Effective personalization based on association rule discovery from web usage data

TLDR

Personalization at the earliest site visit must rely on clickstream logs, but the absence of explicit ratings and the sparse, voluminous data make standard collaborative filtering difficult, and while usage‑mining clustering can scale, it often sacrifices accuracy. The authors propose effective and scalable techniques for Web personalization based on association rule discovery from usage data. The approach uses association rule mining on clickstream logs to generate personalized recommendations.
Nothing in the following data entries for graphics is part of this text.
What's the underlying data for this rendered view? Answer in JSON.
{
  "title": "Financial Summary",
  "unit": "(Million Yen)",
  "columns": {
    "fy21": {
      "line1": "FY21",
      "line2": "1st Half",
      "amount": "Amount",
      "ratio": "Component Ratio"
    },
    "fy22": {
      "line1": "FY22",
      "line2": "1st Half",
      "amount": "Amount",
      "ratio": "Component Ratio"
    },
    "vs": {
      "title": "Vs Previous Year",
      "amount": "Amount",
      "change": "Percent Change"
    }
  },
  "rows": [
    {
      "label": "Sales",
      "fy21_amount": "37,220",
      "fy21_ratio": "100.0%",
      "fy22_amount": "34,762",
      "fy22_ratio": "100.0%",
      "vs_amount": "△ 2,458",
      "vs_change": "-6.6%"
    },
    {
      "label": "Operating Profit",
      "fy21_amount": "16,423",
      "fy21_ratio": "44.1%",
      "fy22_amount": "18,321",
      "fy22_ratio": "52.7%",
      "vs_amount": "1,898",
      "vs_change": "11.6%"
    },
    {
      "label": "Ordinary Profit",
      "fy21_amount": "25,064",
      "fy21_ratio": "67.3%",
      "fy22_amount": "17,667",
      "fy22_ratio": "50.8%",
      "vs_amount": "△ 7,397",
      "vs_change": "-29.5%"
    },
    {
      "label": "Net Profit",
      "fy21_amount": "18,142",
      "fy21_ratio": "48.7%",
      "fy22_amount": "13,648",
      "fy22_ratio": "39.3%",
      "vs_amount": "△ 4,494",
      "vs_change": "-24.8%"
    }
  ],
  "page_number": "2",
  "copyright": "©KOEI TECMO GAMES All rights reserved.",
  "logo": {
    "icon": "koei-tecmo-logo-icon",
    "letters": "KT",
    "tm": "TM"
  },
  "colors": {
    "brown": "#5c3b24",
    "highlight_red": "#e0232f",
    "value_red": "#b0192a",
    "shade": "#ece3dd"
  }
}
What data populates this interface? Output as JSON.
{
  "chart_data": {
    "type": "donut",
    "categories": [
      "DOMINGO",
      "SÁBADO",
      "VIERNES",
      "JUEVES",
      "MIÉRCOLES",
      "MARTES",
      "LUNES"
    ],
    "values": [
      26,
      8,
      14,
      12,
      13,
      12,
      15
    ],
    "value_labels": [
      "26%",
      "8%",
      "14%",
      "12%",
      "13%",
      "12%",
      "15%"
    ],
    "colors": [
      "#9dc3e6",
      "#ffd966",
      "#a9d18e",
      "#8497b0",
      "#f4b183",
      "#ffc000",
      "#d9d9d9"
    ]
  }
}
Experiments on real usage data demonstrate that the method improves recommendation effectiveness and outperforms k‑nearest‑neighbor collaborative filtering in computational efficiency.

Abstract

To engage visitors to a Web site at a very early stage (i.e., before registration or authentication), personalization tools must rely primarily on clickstream data captured in Web server logs. The lack of explicit user ratings as well as the sparse nature and the large volume of data in such a setting poses serious challenges to standard collaborative filtering techniques in terms of scalability and performance. Web usage mining techniques such as clustering that rely on offline pattern discovery from user transactions can be used to improve the scalability of collaborative filtering, however, this is often at the cost of reduced recommendation accuracy. In this paper we propose effective and scalable techniques for Web personalization based on association rule discovery from usage data. Through detailed experimental evaluation on real usage data, we show that the proposed methodology can achieve better recommendation effectiveness, while maintaining a computational advantage over direct approaches to collaborative filtering such as the k-nearest-neighbor strategy.